2018 Jeep Wrangler Rubicon Unlimited equipped with custom LED accent and off-road lighting.

For example, Oracle Lighting offers a wide range of LED accent lights, including headlight halos, under-vehicle light strips, wheel well lights, marker lights, specially lit mirrors, and more. Many of their products are available in both white and colored LED options, as well as their ColorShift line of products that provide users with the ability to select colors and fixed and moving patterns. This allows users to create bold colored lighting effects on everything from Jeeps to street and show cars.

If utility or trail-ready lighting is needed, companies like Rigid, KC Hi-Lites, and Rugged Ridge offer a wide range of pre-built and modular light bars, spotlights, trail lights, and more to make sure drivers aren’t left in the dark. LED lights have proven themselves to be far more durable than traditional incandescent bulbs. Their resistance to shock and vibration, as well as the ability to easily encase them in waterproof housings makes them ideal for off-road use.

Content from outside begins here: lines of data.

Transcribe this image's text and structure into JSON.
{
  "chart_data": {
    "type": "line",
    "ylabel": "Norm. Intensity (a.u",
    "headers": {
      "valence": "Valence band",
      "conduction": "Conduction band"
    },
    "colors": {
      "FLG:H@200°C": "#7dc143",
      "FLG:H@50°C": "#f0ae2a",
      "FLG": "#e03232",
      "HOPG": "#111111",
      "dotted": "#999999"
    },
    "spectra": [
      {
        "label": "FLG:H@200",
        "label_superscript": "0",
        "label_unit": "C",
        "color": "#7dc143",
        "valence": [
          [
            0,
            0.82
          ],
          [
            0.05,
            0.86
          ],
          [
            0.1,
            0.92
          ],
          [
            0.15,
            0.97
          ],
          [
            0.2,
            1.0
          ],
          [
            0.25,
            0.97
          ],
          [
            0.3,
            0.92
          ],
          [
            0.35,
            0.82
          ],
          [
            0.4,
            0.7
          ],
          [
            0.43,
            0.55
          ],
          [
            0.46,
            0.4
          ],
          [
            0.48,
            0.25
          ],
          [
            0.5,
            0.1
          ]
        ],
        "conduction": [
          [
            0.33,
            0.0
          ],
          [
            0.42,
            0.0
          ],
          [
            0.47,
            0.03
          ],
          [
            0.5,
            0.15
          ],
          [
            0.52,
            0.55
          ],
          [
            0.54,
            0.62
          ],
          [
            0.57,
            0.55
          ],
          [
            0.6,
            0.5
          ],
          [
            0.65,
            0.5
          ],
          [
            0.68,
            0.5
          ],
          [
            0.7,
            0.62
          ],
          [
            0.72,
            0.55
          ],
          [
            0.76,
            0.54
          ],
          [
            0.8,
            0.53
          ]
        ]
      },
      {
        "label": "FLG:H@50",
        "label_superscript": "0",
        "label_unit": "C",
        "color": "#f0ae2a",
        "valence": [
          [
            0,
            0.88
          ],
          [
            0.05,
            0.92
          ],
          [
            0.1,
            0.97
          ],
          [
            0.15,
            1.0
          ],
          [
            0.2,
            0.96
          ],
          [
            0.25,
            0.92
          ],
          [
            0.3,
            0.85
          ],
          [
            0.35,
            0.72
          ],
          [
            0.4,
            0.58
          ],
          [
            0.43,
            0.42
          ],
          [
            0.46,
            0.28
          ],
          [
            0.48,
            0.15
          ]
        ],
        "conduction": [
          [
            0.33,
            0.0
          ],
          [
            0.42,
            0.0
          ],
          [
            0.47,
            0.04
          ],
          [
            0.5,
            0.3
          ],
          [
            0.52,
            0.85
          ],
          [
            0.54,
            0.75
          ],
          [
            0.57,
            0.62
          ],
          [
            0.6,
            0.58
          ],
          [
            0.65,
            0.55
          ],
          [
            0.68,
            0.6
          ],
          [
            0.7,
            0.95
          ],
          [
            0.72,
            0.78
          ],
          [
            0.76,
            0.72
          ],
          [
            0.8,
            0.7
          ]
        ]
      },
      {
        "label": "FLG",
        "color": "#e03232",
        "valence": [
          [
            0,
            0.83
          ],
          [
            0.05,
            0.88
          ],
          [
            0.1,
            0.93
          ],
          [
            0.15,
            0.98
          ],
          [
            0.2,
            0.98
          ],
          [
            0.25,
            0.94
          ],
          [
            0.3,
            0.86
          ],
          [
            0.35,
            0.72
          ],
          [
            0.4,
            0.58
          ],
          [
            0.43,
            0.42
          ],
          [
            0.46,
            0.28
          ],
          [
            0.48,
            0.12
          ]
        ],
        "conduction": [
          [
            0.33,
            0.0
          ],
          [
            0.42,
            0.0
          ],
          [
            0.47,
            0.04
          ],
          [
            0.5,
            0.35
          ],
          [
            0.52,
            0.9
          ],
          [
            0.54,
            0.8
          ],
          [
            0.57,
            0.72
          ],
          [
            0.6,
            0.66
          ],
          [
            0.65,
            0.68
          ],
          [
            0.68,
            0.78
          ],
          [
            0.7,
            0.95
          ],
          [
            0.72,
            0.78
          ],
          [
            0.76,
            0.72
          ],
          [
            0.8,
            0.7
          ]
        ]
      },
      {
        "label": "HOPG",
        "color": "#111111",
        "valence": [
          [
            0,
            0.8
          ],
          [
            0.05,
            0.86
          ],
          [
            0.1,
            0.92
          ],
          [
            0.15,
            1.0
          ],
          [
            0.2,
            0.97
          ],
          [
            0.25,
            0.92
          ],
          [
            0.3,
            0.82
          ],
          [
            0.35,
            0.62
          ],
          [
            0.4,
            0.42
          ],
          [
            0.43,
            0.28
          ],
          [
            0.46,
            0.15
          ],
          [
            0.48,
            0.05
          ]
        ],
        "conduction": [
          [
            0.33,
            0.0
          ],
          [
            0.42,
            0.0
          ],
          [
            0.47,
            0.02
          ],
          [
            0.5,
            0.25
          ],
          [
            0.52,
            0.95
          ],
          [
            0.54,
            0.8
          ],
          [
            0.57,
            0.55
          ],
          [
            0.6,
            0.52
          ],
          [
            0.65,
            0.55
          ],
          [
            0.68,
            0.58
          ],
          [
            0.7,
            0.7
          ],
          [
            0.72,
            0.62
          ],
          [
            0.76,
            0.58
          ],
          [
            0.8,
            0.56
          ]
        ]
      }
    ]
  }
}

In addition, the compact size of LED lights the construction of incredibly powerful lighting systems using small discs, strips, cubes, and bars that can be mounted virtually anywhere on a vehicle. Whether it’s a light bar with wide angle floodlights to light the trail ahead, precise spotlights mounted on A-pillars or in wheel wells to illuminate possible hazards, or utility lights to light up a truck bed or trailer, LED lights have become a huge asset to truck, SUV, and Jeep enthusiasts. Due to their compact size and much higher light output, they have also become a common fixture on many ATVs and side-by-side UTVs.

Many people have resisted making the switch to LED lights for reasons such as cost or simply because it’s a newer technology, as opposed to “tried-and-true” incandescent bulbs. Problems such as bulb flicker (a problem that occurs when a dimmer switch such as that used for some types of daytime running light applications cycles on and off rapidly) and incompatibility with on-board diagnostic systems have been resolved with integrated or optional add-on modules.

While still significantly more expensive than incandescent bulbs, the prices for LED lights have come down  substantially over the past couple years, and continue to decline. When the lifespan of LED lights is factored in, the actual cost over a vehicle’s lifetime is typically lower than incandescent or halogen bulbs. For example, a pair of halogen headlight bulbs might cost $40. A comparable pair of LED bulbs may run $120. However, the halogens have a typical lifespan of about 1,500-2,000 hours compared to 25,000+ hours for LED, making the LED bulbs effectively a lifetime investment.

LED lighting has come a long way in a relatively short time. The wide variety of options for both direct-fit replacement and custom add-on lighting ensures there are lighting solutions for virtually any vehicle. Once cost vs. lifespan is factored in, LED lights are a very viable and worthwhile alternative to traditional vehicle lighting solutions.